While C&R’s candidates weren’t made available for interviews, candidate (and current Entrust chair) William Cairns provided a statement rebutting the assertion that undergrounding is dolled out as a political favour to C&R’s voter base in wealthier suburbs.
“It’s very worrying and unfair on voters to see political opponents deceive Auckland residents with misleading graphics and charts, claiming Vector and current Entrust trustees prioritise specific suburbs. This is completely untrue and their tactics are increasingly desperate.”
Cairns said strict criteria are laid out by Vector regarding undergrounding projects, noting that around 69% of Auckland’s lines are now undergrounded and so “in some areas on [the More for You, Better for Climate] map, there is already undergrounded lines, so there won’t have been projects in that area”.
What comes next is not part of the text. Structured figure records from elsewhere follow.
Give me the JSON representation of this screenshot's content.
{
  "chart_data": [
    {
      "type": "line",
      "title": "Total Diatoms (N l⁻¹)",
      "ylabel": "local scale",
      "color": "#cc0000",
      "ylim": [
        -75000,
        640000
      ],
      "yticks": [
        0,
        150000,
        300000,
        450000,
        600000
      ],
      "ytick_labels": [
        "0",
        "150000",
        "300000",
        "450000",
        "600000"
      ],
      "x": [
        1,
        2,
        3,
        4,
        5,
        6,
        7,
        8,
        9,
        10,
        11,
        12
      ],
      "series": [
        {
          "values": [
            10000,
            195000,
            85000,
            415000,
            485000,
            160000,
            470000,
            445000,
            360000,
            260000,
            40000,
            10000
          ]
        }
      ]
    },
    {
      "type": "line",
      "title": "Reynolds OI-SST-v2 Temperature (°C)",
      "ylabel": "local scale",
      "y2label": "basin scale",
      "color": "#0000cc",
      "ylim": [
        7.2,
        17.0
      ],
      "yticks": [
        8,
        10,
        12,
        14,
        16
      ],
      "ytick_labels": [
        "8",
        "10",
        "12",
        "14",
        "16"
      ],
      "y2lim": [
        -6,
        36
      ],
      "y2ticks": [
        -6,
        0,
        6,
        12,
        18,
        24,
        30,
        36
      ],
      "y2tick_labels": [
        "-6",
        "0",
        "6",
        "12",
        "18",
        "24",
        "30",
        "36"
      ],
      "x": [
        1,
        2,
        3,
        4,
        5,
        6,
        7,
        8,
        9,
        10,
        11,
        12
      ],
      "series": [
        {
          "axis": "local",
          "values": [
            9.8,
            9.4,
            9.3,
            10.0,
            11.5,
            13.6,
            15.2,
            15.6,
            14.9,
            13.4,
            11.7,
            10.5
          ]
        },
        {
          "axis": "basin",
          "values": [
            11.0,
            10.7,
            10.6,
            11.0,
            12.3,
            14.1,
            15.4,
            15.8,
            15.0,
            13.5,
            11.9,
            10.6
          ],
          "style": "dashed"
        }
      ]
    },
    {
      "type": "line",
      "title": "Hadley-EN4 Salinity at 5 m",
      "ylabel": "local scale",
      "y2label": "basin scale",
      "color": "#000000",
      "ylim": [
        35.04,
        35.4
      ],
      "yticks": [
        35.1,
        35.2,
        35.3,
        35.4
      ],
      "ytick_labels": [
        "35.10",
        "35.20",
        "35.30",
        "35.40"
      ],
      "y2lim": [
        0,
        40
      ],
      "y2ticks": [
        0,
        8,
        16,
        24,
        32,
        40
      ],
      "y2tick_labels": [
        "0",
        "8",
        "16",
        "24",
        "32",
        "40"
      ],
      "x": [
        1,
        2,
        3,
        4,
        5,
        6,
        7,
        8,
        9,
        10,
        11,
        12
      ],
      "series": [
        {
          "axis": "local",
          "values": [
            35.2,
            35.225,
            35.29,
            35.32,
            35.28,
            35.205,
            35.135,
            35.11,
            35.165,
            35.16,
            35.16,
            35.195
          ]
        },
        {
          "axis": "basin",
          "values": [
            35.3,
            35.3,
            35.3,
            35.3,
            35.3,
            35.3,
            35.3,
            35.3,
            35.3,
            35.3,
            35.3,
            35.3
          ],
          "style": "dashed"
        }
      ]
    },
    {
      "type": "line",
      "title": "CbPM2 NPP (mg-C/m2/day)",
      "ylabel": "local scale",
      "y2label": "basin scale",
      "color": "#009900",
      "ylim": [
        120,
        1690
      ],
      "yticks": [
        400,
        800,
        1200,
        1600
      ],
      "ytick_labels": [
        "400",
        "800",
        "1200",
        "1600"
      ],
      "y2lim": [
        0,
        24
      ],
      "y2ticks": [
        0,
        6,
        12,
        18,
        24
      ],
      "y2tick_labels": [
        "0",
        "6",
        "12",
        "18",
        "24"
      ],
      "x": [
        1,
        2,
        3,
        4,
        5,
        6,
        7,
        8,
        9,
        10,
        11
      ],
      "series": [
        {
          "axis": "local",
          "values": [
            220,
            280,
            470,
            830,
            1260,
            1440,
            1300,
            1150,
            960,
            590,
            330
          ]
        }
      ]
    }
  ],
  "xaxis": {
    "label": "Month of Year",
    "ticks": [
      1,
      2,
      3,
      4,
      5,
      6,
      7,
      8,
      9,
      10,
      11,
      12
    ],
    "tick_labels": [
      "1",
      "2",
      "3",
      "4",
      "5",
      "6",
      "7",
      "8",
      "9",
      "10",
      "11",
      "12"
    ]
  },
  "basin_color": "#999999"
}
Another claim made by McInnes is that many of C&R’s candidates don’t take climate change seriously. Carmichael, the independent, has shared a boardroom table with many of the incumbent trustees and agrees with her. “I was on the trust for 12 years and both Karen [Sherry, a former trustee] and I drove that aspect very hard – but we got no support on that from fellow trustees. I won’t get into any personal attacks – but what I would say is that there definitely has not been enough focus on environment and sustainability issues.”
In response, Cairns said in a statement: “We find it really disappointing to see and hear political opponents resulting to personal attacks and trolling social media posts to discredit others.
“A C&R-led Entrust will protect the dividend from vague investment ideas and haphazard, big spending, none of which will generate a reasonable dividend and would in themselves reduce it. We will support investment in new technology which will be well planned and part of a strategy to increase the dividend. We will also ensure [a] sensible transition to a low carbon energy network.”
Independents Jon Moses, John Peebles and Richard Leckinger are also running. Whoever wins, the new trustees will have a number of tough decisions before them. But right now the candidates – from all tickets – are focused on the most immediate challenge: lifting voter turnout above the shockingly low 12% in 2018.
* Voting in the Entrust election closes on Friday October 29 at 5pm. To ensure papers reach the returning officer before the deadline, you should post your vote no later than Wednesday October 27.